I’ve said it before (but no one reads the older posts, lol.  No one is as compulsive about going back to the beginning and following a bloggers journey as I am!) but I’ll say it again…  I have a different idea about the definition of my job as a parent.

In a way I’m like my Dad who took his role of “father” as seriously, but only when he actively chose to get involved in us, which was rare. Like most kids, we were parented by our mother with our father peripherally involved. Probably what made me a dominant female who married a man who preferred me that way.
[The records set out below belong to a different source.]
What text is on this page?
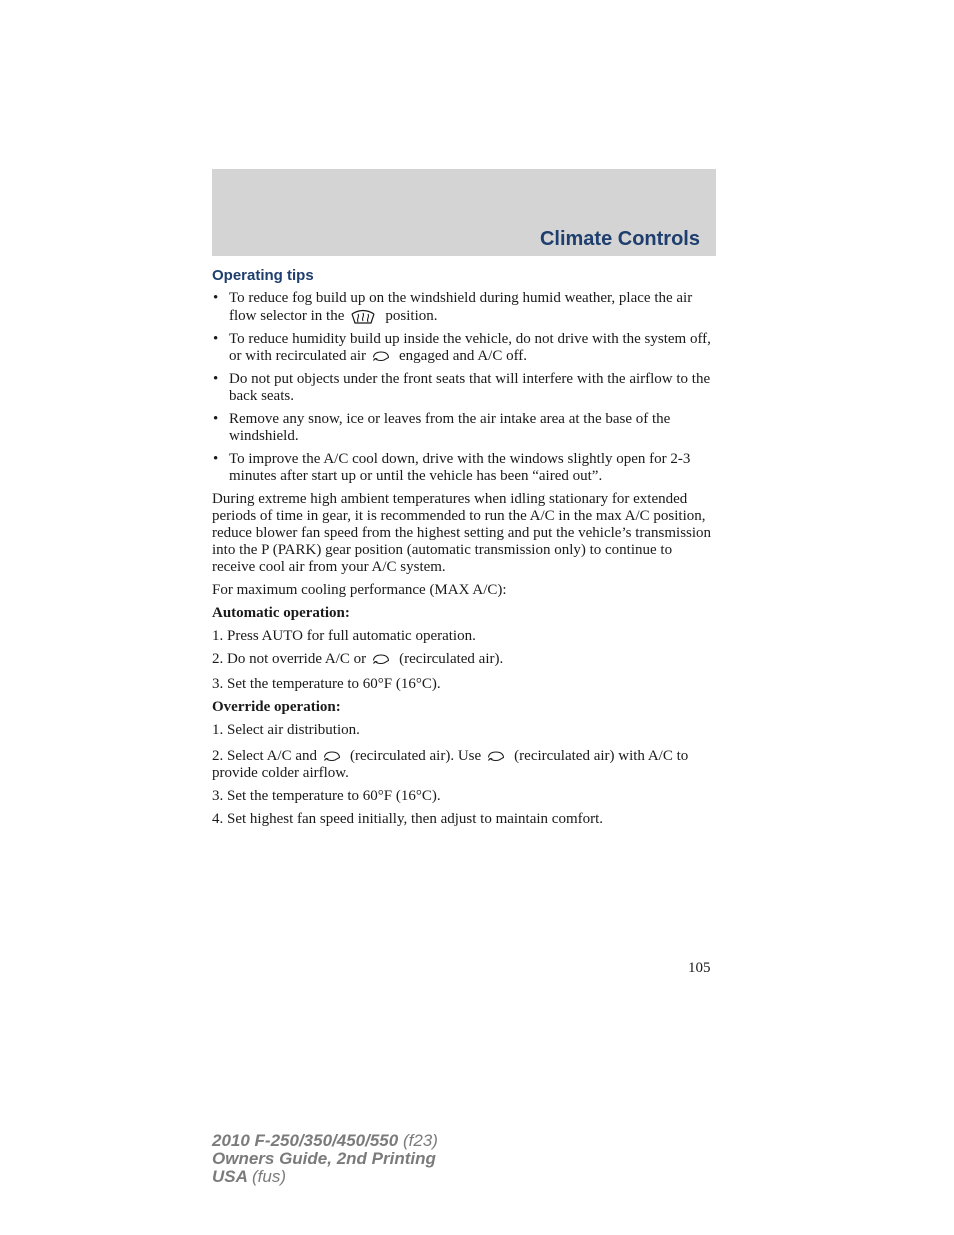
Climate Controls
Operating tips
• To reduce fog build up on the windshield during humid weather, place the air flow selector in the	position.
• To reduce humidity build up inside the vehicle, do not drive with the system off, or with recirculated air engaged and A/C off.
• Do not put objects under the front seats that will interfere with the airflow to the back seats.
• Remove any snow, ice or leaves from the air intake area at the base of the windshield.
• To improve the A/C cool down, drive with the windows slightly open for 2-3 minutes after start up or until the vehicle has been “aired out”.

During extreme high ambient temperatures when idling stationary for extended periods of time in gear, it is recommended to run the A/C in the max A/C position, reduce blower fan speed from the highest setting and put the vehicle’s transmission into the P (PARK) gear position (automatic transmission only) to continue to receive cool air from your A/C system.

For maximum cooling performance (MAX A/C):

Automatic operation:

1. Press AUTO for full automatic operation.

2. Do not override A/C or (recirculated air).

3. Set the temperature to 60°F (16°C).

Override operation:

1. Select air distribution.

2. Select A/C and (recirculated air). Use (recirculated air) with A/C to provide colder airflow.

3. Set the temperature to 60°F (16°C).

4. Set highest fan speed initially, then adjust to maintain comfort.

105

2010 F-250/350/450/550 (f23)
Owners Guide, 2nd Printing
USA (fus)
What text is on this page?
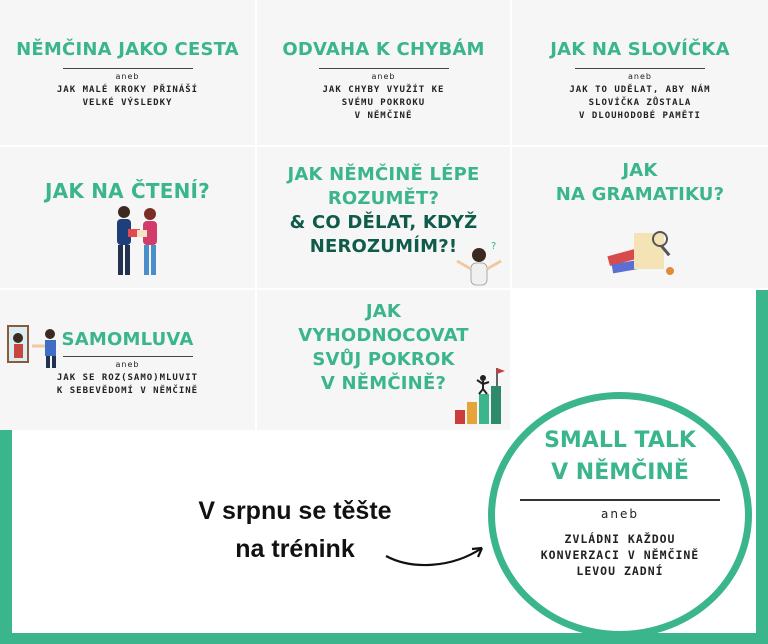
NĚMČINA JAKO CESTA
aneb
JAK MALÉ KROKY PŘINÁŠÍ
VELKÉ VÝSLEDKY
ODVAHA K CHYBÁM
aneb
JAK CHYBY VYUŽÍT KE
SVÉMU POKROKU
V NĚMČINĚ
JAK NA SLOVÍČKA
aneb
JAK TO UDĚLAT, ABY NÁM
SLOVÍČKA ZŮSTALA
V DLOUHODOBÉ PAMĚTI
JAK NA ČTENÍ?
JAK NĚMČINĚ LÉPE
ROZUMĚT?
& CO DĚLAT, KDYŽ
NEROZUMÍM?!	?
JAK
NA GRAMATIKU?
SAMOMLUVA
aneb
JAK SE ROZ(SAMO)MLUVIT
K SEBEVĚDOMÍ V NĚMČINĚ
JAK
VYHODNOCOVAT
SVŮJ POKROK
V NĚMČINĚ?
V srpnu se těšte
na trénink
SMALL TALK
V NĚMČINĚ
aneb
ZVLÁDNI KAŽDOU
KONVERZACI V NĚMČINĚ
LEVOU ZADNÍ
So when I had my own kids I took to it a little like a job.  There were a million tasks to be done, decisions to be made for the little guy (s) and constant need-answering being demanded.  Which I’ve always been good at doing.

Yet when I look back on my style of parenting I can categorize it as different from my friends on a few levels.  I realize that we all parent the same way, basically, but we do it with different levels in each category.  For Instance:

The Caretaker: We’re all in charge of the basic needs of our kids.  Food, shelter and the basic healthy well-being of each.  You know, like any unemotional system.  Here’s your grub, brush your teeth, go to bed, wake up, here’s your grub, off to school.  Most parents, men especially, find this the easier road to master.  Because its just management.  Constantly changing as the years go by Management, but management just the same.

The Teacher: We’re also supposed to be training our kids to be ready for adulthood, a task many completely forget.  It’s impossible to imagine or plan for this when they’re under 3 years old and since those are the primary trust years I always say pamper the shit out of them during those first 3 years.  But once they are older…. oh, welcome to the REAL world!  You can start them off with “helping” Mommy which can turn into chores which can turn into responsibility.  Which I covered in these 3 blogs.

Kids and Money #1

Kids and Money #2

Kids and Money #3

The Loving Parent:  As “MOM” our job is to love them like few others do.  We have to give them all the levels of love.. unconditional, conditional, loving- you- while- still- being- the- heavy, silly love, playful love, I-almost-lost-you-and-can’t-live-without-you love… and every other aspect of love you can experience.  We feel that and shower our kids with various ones at least once throughout their lives.  Including the I-Love-Who-You-Grew-Into love.

What I noticed, is some people express their Parent Love in Caretaker form.  They shower the kids with whatever thing they want.  Some do it because its easier than dealing with correcting the whining behavior  over and over again.  Some do it because they want a better childhood for their kids than they had (was it really THAT bad? Are you a mass murderer?)  And some do it because they feel its the best expression of them as a Loving Parent.

The truth is we all like to feel we do each part pretty well.  But we do some parts better than others.  I excel at The Teacher and I’m pretty damn good at The Loving Parent but I was a better Manager when they were little.

Of course, part of being The Teacher is out-sourcing some of my management responsibilities to the  kids!